I set allowlist entries to expire by default. A value that's safe today might be dangerous tomorrow if it gets promoted from a test key to production.

Real Numbers

I've been running this interceptor in production across four different agent workflows for three weeks now. Here's what I've seen:

| Metric | Count | Notes | |--------|-------|-------| | Total agent outputs scanned | 14,832 | Across commit, PR, chat, and tool channels | | Detections triggered | 247 | Before false positive filtering | | True positives (actual secrets) | 43 | After context-aware filtering | | Blocked outputs | 12 | High-confidence, would have leaked | | Redacted outputs | 31 | Medium-confidence, sanitized and released | | False positive rate (post-filter) | 3.2% | Down from 82% pre-filter |

Forty-three times in three weeks. That's roughly twice a day that an agent tried to include a real secret in its output. Twelve of those would have been catastrophic, things like database passwords in PR descriptions and AWS keys in commit messages.

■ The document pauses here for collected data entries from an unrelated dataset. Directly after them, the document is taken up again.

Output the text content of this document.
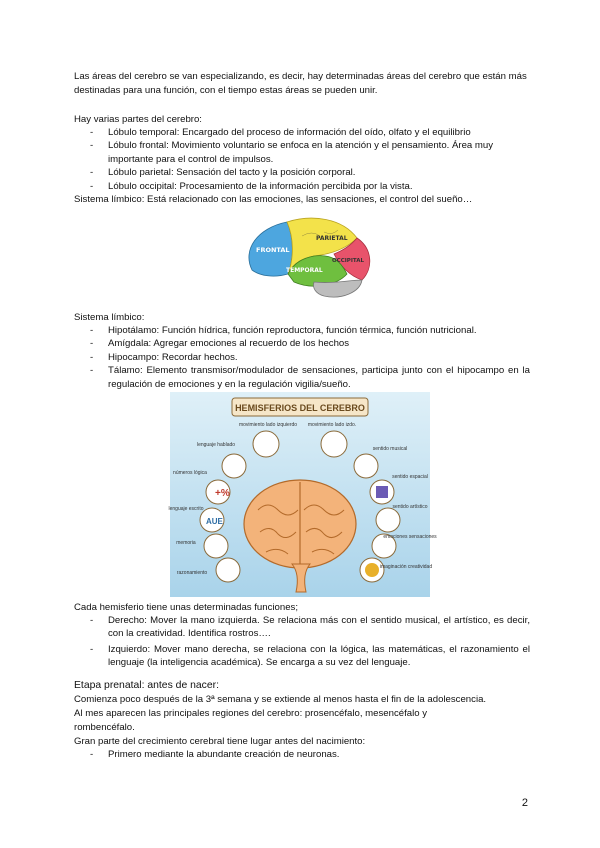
Las áreas del cerebro se van especializando, es decir, hay determinadas áreas del cerebro que están más destinadas para una función, con el tiempo estas áreas se pueden unir.

Hay varias partes del cerebro:

- Lóbulo temporal: Encargado del proceso de información del oído, olfato y el equilibrio
- Lóbulo frontal: Movimiento voluntario se enfoca en la atención y el pensamiento. Área muy importante para el control de impulsos.
- Lóbulo parietal: Sensación del tacto y la posición corporal.
- Lóbulo occipital: Procesamiento de la información percibida por la vista.

Sistema límbico: Está relacionado con las emociones, las sensaciones, el control del sueño…

FRONTAL
PARIETAL
TEMPORAL
OCCIPITAL

Sistema límbico:

- Hipotálamo: Función hídrica, función reproductora, función térmica, función nutricional.
- Amígdala: Agregar emociones al recuerdo de los hechos
- Hipocampo: Recordar hechos.
- Tálamo: Elemento transmisor/modulador de sensaciones, participa junto con el hipocampo en la regulación de emociones y en la regulación vigilia/sueño.
HEMISFERIOS DEL CEREBRO
+%
AUE
movimiento lado izquierdo
lenguaje hablado
números lógica
lenguaje escrito
memoria
razonamiento
movimiento lado izdo.
sentido musical
sentido espacial
sentido artístico
emociones sensaciones
imaginación creatividad

Cada hemisferio tiene unas determinadas funciones;

- Derecho: Mover la mano izquierda. Se relaciona más con el sentido musical, el artístico, es decir, con la creatividad. Identifica rostros….
- Izquierdo: Mover mano derecha, se relaciona con la lógica, las matemáticas, el razonamiento el lenguaje (la inteligencia académica). Se encarga a su vez del lenguaje.

Etapa prenatal: antes de nacer:

Comienza poco después de la 3ª semana y se extiende al menos hasta el fin de la adolescencia.

Al mes aparecen las principales regiones del cerebro: prosencéfalo, mesencéfalo y rombencéfalo.

Gran parte del crecimiento cerebral tiene lugar antes del nacimiento:

- Primero mediante la abundante creación de neuronas.
2
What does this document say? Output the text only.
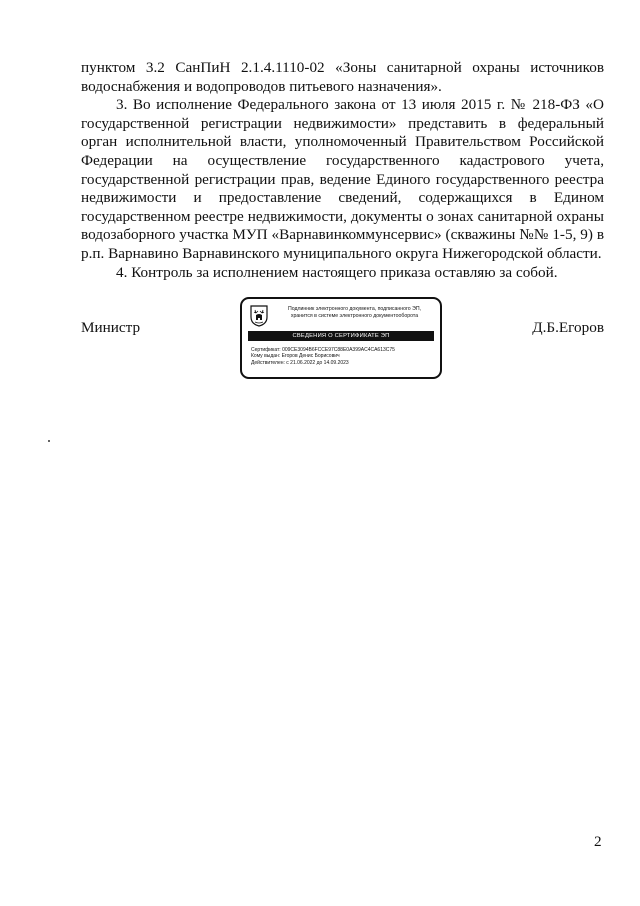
пунктом 3.2 СанПиН 2.1.4.1110-02 «Зоны санитарной охраны источников водоснабжения и водопроводов питьевого назначения».

3. Во исполнение Федерального закона от 13 июля 2015 г. № 218-ФЗ «О государственной регистрации недвижимости» представить в федеральный орган исполнительной власти, уполномоченный Правительством Российской Федерации на осуществление государственного кадастрового учета, государственной регистрации прав, ведение Единого государственного реестра недвижимости и предоставление сведений, содержащихся в Едином государственном реестре недвижимости, документы о зонах санитарной охраны водозаборного участка МУП «Варнавинкоммунсервис» (скважины №№ 1-5, 9) в р.п. Варнавино Варнавинского муниципального округа Нижегородской области.

4. Контроль за исполнением настоящего приказа оставляю за собой.

Министр
Подлинник электронного документа, подписанного ЭП,
хранится в системе электронного документооборота
СВЕДЕНИЯ О СЕРТИФИКАТЕ ЭП
Сертификат: 009CE3094B6FCCE97C88E0A399AC4CA613C75
Кому выдан: Егоров Денис Борисович
Действителен: с 21.06.2022 до 14.09.2023
Д.Б.Егоров
2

The pre-filter false positive rate of 82% is why you can't just ship regex patterns and call it done. Without the context-aware filtering layer, you'd block so much legitimate output that engineers would disable the system within a day.

What I'd Do Differently

If I were starting over, I'd build the reference detector first and skip the entropy detector initially. Reference checking against your actual secrets gives you 0.99 confidence with zero false positives. It handles 80% of the risk. Entropy detection is a nice safety net for secrets you don't know about, but the false positive management overhead is significant.

I'd also integrate tighter with the agent's permission model. Right now the interceptor is stateless, it doesn't know why the agent read a secret. If you could track data lineage through the agent's reasoning (this value came from .env.local line 7), you could make smarter decisions about what to block.

The Stripe incident cost us about four hours of incident response and a very uncomfortable conversation with our security team. This interceptor took two days to build. I wish I'd built it first.